David peeked through the curtains while Lillian retrieved the pistol from her bedroom. The goats in the neighboring pasture had lost interest and scattered across the grass, grazing as before. The billy took a tentative nibble at an apple sapling, then went back to the pen where its mate waited by the shelter. They lay together in the afternoon sunlight, shaking their ears to drive away flies.

"Did what I think happened really happen, or am I going crazy?" Lillian said.

David suddenly felt foolish. Looking out, he found the scene almost pastoral, with the dark green grass, the beds of plants and hibernating flowers, the far mountains stippled with gray trees. He imagined himself picking up the phone and calling the sheriff's department to report a wild animal attack. He could almost hear the dispatcher's voice: "What kind of animal? Bear? Dog? Treed rac-coottf" Ha would bet his truck that "goat" wouldn't make the list.

"Let's get your hand patched up," he said, dropping the curtain on the bizarre world outside, wondering what the book of Revelation had to say about the role of goats in the Apocalypse.

Jett managed to stay straight most of the day.
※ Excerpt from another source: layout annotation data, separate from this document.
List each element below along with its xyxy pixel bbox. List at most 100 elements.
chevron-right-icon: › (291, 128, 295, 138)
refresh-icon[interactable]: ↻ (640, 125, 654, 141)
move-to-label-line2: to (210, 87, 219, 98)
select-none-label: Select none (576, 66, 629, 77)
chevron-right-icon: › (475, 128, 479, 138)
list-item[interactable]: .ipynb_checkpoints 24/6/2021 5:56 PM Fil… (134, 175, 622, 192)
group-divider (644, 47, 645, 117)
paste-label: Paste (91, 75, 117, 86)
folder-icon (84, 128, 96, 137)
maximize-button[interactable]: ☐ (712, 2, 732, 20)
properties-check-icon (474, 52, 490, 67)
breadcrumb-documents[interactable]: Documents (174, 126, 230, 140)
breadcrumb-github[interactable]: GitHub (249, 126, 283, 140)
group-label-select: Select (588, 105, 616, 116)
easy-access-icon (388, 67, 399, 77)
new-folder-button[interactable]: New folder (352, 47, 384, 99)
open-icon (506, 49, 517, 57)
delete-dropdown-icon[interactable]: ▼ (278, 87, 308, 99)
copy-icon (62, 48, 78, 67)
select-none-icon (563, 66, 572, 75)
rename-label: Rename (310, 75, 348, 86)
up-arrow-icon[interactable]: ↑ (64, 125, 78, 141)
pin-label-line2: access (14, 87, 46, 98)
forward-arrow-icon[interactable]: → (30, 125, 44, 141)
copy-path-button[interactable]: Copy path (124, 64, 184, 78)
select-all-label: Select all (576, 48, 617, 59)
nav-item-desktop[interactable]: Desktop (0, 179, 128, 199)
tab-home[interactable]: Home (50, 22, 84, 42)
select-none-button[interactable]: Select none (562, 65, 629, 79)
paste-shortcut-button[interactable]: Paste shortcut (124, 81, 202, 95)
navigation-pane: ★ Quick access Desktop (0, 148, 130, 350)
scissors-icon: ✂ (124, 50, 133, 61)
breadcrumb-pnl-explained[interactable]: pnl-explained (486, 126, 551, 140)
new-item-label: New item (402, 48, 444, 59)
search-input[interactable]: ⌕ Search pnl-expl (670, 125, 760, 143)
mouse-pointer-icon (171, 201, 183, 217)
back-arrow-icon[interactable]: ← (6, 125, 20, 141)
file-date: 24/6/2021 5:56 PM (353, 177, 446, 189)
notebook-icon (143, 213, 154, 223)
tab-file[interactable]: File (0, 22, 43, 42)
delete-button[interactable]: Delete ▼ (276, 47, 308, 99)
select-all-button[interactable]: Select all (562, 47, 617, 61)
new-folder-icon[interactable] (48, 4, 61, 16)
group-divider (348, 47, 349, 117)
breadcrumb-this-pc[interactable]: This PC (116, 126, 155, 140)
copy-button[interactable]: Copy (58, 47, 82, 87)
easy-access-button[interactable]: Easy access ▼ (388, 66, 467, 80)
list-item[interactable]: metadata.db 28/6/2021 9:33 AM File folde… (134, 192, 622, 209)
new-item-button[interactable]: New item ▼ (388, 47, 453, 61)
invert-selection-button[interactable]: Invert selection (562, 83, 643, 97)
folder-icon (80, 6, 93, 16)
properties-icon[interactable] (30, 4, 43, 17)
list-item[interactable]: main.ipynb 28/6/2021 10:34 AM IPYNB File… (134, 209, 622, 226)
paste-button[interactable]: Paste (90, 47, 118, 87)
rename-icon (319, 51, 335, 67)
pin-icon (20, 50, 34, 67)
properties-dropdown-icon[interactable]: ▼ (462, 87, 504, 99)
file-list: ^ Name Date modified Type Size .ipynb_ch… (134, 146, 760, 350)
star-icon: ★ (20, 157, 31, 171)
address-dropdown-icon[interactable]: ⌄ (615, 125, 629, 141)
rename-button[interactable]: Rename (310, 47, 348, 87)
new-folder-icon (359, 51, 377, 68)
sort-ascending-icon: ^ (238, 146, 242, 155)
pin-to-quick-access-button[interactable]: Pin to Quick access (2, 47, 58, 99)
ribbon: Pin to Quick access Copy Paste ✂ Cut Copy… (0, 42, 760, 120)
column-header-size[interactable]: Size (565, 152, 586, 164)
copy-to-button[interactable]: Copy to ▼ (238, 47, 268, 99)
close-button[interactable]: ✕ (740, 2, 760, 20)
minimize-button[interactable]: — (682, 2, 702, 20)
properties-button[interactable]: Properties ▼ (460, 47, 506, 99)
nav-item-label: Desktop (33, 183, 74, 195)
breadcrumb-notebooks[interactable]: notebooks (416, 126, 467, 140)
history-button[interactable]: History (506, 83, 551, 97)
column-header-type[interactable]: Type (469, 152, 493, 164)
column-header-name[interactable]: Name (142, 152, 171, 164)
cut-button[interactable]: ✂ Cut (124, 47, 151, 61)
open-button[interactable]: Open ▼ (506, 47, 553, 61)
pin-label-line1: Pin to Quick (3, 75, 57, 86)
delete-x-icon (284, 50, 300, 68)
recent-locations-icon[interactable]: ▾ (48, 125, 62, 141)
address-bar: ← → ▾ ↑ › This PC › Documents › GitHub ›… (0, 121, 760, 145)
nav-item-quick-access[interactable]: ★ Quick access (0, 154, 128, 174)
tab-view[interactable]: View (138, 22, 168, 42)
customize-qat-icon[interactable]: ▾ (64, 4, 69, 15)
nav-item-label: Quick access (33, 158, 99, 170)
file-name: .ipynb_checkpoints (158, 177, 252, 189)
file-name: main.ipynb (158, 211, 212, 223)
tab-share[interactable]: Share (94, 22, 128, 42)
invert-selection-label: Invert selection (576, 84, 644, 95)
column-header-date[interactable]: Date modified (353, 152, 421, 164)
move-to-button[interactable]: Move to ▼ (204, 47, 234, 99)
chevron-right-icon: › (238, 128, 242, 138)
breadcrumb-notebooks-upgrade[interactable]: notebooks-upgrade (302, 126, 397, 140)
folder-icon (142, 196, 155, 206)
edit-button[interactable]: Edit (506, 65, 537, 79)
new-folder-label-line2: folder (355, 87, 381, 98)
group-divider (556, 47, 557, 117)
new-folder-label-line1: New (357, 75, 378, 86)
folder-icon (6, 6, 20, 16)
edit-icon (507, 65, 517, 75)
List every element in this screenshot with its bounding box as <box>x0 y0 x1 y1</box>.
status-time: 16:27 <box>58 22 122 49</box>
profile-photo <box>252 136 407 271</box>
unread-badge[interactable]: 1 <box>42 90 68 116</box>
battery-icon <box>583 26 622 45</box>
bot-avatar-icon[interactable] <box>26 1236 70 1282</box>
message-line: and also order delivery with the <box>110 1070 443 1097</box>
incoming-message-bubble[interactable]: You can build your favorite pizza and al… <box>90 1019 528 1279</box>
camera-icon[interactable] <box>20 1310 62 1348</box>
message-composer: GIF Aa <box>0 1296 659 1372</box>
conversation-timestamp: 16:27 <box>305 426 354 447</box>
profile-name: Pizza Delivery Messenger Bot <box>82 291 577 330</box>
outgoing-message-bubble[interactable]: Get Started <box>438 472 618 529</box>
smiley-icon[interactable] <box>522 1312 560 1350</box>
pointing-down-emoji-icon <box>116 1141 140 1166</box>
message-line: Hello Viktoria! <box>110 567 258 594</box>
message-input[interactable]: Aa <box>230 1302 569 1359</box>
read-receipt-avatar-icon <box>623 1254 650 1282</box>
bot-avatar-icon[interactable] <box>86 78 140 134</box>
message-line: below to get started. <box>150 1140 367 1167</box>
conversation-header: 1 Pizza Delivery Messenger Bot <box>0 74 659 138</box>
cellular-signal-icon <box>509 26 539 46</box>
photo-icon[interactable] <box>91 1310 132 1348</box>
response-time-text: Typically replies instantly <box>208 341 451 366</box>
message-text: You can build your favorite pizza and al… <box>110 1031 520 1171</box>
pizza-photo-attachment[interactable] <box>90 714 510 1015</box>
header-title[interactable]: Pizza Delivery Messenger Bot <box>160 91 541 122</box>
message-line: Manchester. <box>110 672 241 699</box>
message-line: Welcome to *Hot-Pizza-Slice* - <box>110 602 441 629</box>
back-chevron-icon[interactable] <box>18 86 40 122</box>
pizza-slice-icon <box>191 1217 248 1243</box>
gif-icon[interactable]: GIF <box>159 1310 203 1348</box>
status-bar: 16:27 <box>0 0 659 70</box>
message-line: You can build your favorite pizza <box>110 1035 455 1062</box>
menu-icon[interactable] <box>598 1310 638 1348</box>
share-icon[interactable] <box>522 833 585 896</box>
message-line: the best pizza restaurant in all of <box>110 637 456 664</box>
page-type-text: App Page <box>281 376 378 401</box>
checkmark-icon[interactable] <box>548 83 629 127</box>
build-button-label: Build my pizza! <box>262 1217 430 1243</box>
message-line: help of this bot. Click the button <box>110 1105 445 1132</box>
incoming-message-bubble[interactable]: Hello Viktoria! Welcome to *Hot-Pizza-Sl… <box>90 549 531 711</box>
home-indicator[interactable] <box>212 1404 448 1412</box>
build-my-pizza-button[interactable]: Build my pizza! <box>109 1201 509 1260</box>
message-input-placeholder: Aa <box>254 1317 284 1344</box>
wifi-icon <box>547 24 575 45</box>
She didn't like stoning at school, especially alone. She wasn't close to any of the other kids, and getting totally roped wasn't as much fun with nobody else in class giggling along. But home had gotten so weird, she couldn't imagine trying to get through the evenings without sneaking a puff or two. Gordon must have had an argument with Mom, because she had slept on the couch. When Mom and Dad were together, Dad was always the one who got thrown out of the bedroom. That must mean Gordon had some sort of power over Mom.

When Jett got off the bus and walked the quarter mile up the gravel road, neither Mom nor Gordon was home. That was strange, because Mom had been practically glued to the kitchen for the past couple of weeks. But having the house to herself meant she could light up without worrying about getting caught. She went to her room, put her books away, and took a couple of tokes. Then she put on some tunes-Tommy Keene, Songs from the Film, from her mother's eighties collection-and lay back on her bed, grooving to Keene's harmonious and jangling guitar pop. At school, she was all about hard-core Goth glam, but secretly she'd decided songs that basically said "Let's fuck and die" could only get you so far. In fact, the whole Goth thing was getting a little old, and she would probably have outgrown it already if they were still in Charlotte. Here in Solom, though, the look was still an aberration that drew sidelong glances consigning her to an eternity in hell. Plus, it really rammed sand up Gordon's ass, and that was worth a little extra time applying black eyeliner.